5人に1人が無意識の口呼吸~老け顔や口臭・虫歯に直結?

突然ですが、次のような症状はありませんか?

・朝起きると口がカラカラに乾いている
・のどがヒリヒリする
・いびきをかく
・花粉症がつらい
・風邪をひきやすい

40代以降の女性からも多く寄せられるご相談です。1つでも心当たりがあれば、無意識のうちに口呼吸になっている可能性があります。

実は、口呼吸は日本人の5人に1人が該当するとも言われており(伊豆原ら、2016年)、老け顔・虫歯・歯周病・喘息リスクの上昇など、多くの不調と深く関係しています。たかが呼吸のクセと放置していると、慢性的なアレルギーや体調不良につながり、実年齢よりも老けて見られる原因にもなりかねません。

出典:news.biglobe.ne.jp


例えば、元グラビアアイドルの重盛さと美さん(30歳)は、肺年齢が42歳と診断されました。原因は口呼吸によるもので、これにより呼吸が浅くなり肺機能が低下していました。鼻呼吸に切り替えることで、のどが開き、より多くの空気を取り込めるようになり、肺機能が回復しました。

鼻呼吸には、空気を加湿・加温し、細菌やウイルスをろ過するという3つの働きがあります。いわば天然の空気清浄機です。一方、口呼吸では乾いた空気がそのままのどに流れ込み、細菌やウイルスも無防備に侵入します。吸うときだけでなく、吐くときも口から行っていれば口呼吸に該当します。

口呼吸が続くと、まず口内環境が悪化します。唾液の分泌が減り、細菌を洗い流す力が弱まるため、虫歯・歯周病・口臭が起こりやすくなります。さらに、口が開いた状態が続くと舌の位置が下がり、歯を内側から支える力が失われて歯並びが乱れます。口周りの筋肉も衰えるため、ほうれい線が深くなり、フェイスラインが崩れ、口角が下がるといった「老け顔」につながります。

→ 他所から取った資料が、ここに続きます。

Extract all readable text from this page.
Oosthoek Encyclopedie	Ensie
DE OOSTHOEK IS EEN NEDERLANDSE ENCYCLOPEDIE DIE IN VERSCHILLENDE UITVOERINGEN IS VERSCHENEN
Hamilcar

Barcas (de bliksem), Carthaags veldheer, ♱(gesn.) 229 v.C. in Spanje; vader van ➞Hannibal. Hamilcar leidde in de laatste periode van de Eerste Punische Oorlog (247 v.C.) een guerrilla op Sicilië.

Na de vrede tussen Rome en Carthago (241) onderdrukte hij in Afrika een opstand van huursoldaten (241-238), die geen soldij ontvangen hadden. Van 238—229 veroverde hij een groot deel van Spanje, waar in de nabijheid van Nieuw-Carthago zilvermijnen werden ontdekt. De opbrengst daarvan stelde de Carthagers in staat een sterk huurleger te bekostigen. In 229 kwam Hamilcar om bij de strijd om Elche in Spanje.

免疫面でも影響は深刻です。鼻のろ過機能が使われないため風邪をひきやすくなるほか、約9,800人を対象にした研究では口呼吸が喘息リスクを約1.8倍に高めると報告されています。口呼吸にアレルギー性鼻炎が重なると、そのリスクは約4倍にまで跳ね上がります。

口呼吸になる原因は、口周りの筋力低下・舌の位置の低下・鼻づまり・歯並びの問題・単なるクセなど多岐にわたります(野上ら、2021年)。やわらかい食事が続いたり、マスク生活で口を動かす機会が減ったりすることも一因です。裏を返せば、口周りの筋肉を鍛えることで口呼吸を鼻呼吸に変えるには十分な可能性があるということです。

あいうえべ体操


具体的なセルフケアとして、まず「あいうべ体操」をおすすめします。内科医が開発し、全国のクリニックにも広まっているこの体操は、「あー」と口を大きく開き、「いー」と横に引き、「うー」と前に突き出し、「べー」と舌を顎に向けて出す動作を1セットとして、各4〜5秒かけてゆっくり10回繰り返すだけです。著書によれば、アレルギーや腸の不調に改善が見られた例も報告されています。

寝ている間の対策には、口にサージカルテープや市販の専用テープを貼るマウステープが効果的です。

出典;amazon


就寝中は意識的に鼻呼吸を維持するのが難しいため、物理的に口を閉じる補助をするのが合理的です。また、日常的によく噛む習慣も口周りの筋力維持に直結します。やわらかいものばかりでなく、適度に歯ごたえのある食材を取り入れることで、自然と筋肉が鍛えられます。

口呼吸にメリットはほぼありません。今この瞬間、口が閉じているかどうか、まず確認してみてください。